Thursday, November 22, 2012

None of the news it prints seems fit anymore

Does the Editorial Board of the New York Times not read and think about what they take a stand on?

The Privilege to Speak
The New York Times Co. wants a monopoly on the Constitution.
A corporate division has once again exercised its First Amendment rights to argue that corporations don't have First Amendment rights. This time, however, the New York Times Co. claims to have discovered a loophole that protects its First Amendment rights.

In an editorial today, the Times Co.'s eponymous flagship newspaper answers Justice Samuel Alito, who in a terrific speech last week at the Federalist Society in Washington penetratingly ("speciously," according to the Times) defended the court's 2010 ruling in Citizens United v. Federal Election Commission. That 5-4 ruling struck down portions of two laws that imposed government censorship on political speech by corporations and unions (though they made an exception for "media corporations" such as the New York Times Co. and News Corp., which publishes The Wall Street Journal and this website).

Alito elaborated an argument this column made in January 2010, just after he and his colleagues handed down Citizens United.
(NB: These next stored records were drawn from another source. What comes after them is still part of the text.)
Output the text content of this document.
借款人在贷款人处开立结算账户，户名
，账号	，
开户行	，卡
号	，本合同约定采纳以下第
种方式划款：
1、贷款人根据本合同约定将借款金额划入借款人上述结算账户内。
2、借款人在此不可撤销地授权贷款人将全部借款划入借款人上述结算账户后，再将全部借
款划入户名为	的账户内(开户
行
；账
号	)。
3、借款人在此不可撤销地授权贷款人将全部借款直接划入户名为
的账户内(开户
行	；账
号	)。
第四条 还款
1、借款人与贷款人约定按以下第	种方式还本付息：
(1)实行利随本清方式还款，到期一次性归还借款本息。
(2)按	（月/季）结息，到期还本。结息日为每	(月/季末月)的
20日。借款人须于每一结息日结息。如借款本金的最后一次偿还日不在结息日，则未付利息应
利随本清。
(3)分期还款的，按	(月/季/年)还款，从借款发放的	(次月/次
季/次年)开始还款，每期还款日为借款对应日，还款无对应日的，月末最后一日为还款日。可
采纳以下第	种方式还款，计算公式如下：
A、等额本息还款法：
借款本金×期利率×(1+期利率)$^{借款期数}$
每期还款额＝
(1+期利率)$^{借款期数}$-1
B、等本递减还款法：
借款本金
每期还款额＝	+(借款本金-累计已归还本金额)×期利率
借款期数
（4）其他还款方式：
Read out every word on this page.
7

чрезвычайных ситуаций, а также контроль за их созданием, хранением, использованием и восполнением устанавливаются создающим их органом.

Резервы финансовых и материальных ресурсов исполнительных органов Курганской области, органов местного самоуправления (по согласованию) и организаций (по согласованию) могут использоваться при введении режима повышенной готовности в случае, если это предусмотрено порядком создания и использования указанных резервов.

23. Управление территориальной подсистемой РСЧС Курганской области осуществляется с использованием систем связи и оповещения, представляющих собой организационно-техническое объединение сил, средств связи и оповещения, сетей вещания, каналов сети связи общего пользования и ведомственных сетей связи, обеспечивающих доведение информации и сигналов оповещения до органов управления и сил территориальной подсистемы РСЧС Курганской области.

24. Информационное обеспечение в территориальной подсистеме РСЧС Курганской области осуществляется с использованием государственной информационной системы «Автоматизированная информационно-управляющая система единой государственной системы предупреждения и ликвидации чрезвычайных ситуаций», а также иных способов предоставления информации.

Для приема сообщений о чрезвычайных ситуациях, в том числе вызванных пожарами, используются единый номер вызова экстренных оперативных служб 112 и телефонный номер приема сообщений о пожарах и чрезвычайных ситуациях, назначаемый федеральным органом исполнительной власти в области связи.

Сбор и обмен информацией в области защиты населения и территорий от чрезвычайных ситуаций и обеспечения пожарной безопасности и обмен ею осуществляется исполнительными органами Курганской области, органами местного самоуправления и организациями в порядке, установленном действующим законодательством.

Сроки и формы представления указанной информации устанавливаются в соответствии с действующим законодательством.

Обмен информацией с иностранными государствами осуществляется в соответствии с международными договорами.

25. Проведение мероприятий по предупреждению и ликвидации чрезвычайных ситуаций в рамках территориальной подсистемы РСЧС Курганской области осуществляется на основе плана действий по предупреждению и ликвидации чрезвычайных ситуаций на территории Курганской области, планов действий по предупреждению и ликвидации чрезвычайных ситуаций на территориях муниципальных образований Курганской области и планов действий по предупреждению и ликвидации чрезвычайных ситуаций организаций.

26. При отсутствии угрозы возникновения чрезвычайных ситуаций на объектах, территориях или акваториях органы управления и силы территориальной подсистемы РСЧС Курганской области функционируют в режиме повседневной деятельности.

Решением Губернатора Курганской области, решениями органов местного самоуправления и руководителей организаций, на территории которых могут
He noted that many landmark free-speech decisions vindicated the rights of corporations, including two that involved the New York Times Co. Here's the company's response:
In New York Times v. Sullivan, in which the First Amendment was used to rein in the law of libel, the Supreme Court focused on the "profound national commitment to the principle that debate on public issues should be uninhibited, robust, and wide-open." It made almost no mention of the fact that The Times was a corporation. Nor were the free speech rights of a corporation any part of the ruling in the Pentagon Papers case.
Really? The free speech rights of a corporation weren't "any part" of a case styled New York Times Co. v. United States?